Data Warehousing

Based on an article in 3X/400 Systems Management by Michael Corcoran.

roduction data, the information created and maintained by our OLTP (On Line Transaction Processing) Systems is rarely in a format structured to enable rapid decision making. The answer is often a data warehouse, a relational repository of information, designed especially for end-user query, analysis and reporting. The basic concept of a data warehouse is to separate real-time data used by production applications from historical data needed by knowledge workers. By creating "metadata", or data about data, an effective warehouse transforms raw transaction data into a form more meaningful to analytical tools. A data warehouse is not something you can buy. It is something you build. Each one has a unique architecture derived from individual needs of the organization. Building a data warehouse is often the first step towards client/server. It involves much more than just copying data from a production database into another and turning the end-users loose with a PC-based query tool. Significant problems are inherent in making the raw data of operational systems available to these tools.

Two Basic Approaches

There are two basic ways to approach data warehouse development. First is the top-down approach which builds an enterprise wide warehouse all at once. This takes tremendous planning and enormous resource commitment to implement, but the benefit is a new information infrastructure that enhances the entire organization.

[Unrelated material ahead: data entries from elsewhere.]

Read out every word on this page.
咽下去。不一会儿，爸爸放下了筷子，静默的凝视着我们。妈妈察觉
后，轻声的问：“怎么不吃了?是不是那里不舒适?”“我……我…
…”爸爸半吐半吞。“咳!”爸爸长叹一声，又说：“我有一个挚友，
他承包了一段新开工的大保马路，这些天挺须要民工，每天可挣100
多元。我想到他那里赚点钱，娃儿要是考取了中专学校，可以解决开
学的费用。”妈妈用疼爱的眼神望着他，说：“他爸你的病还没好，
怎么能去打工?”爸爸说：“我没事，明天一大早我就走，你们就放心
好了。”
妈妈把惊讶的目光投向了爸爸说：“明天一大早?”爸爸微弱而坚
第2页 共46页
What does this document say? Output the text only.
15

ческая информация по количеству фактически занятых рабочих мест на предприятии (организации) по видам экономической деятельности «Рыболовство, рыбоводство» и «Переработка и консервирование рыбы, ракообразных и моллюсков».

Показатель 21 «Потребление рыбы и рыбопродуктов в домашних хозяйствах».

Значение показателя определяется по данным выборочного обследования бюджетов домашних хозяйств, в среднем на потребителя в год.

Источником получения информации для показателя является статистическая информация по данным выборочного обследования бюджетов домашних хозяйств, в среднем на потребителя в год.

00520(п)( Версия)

The second approach is from the bottom up. This involves delivering a small departmental warehouse implementation that evolves to include other departments. Most IS organizations favor the bottom-up approach to allow them to show results more quickly and demonstrate success early to justify continuation of the project.

The key to bottom-up implementation is first establishing an architecture that allows the data warehouse to grow and evolve. The simplest warehouse involves a two-tiered homogeneous architecture - DB2 for OS/400 data is periodically extracted to another DB2 for OS/400 database on the host. Then a data access product reads, analyzes and re-posts on the warehouse data from a front-end graphical client. This is fairly easy to implement with the new V3R1 ODBC drivers into DB2. This approach is often bolstered by a hefty amount of custom RPG code to provide distributed data integrity. ODBC offers a point-to-point solution for quick and dirty relational database transfers.

Long Term Implementation

A better long-term approach is to implement a three-tiered architecture that uses a separate middle-ware layer for data access, connectivity and integrity. First tier is the AS/400 where the production application runs. Second tier is the departmental server close to the warehouse users (this is often a server model AS/400). The third tier is the desktop. Three tiers allows for effective division of labor - the host CPU remains devoted to real-time production applications, the server is optimized for relational query processing and reporting, while the desktop manages resource-intensive personal computational tasks and graphical presentation of the data. This desktop layer is often called the business intelligence layer. It needs to shield the users from where that data resides, how it is stored and the type of tool delivering it to a screen.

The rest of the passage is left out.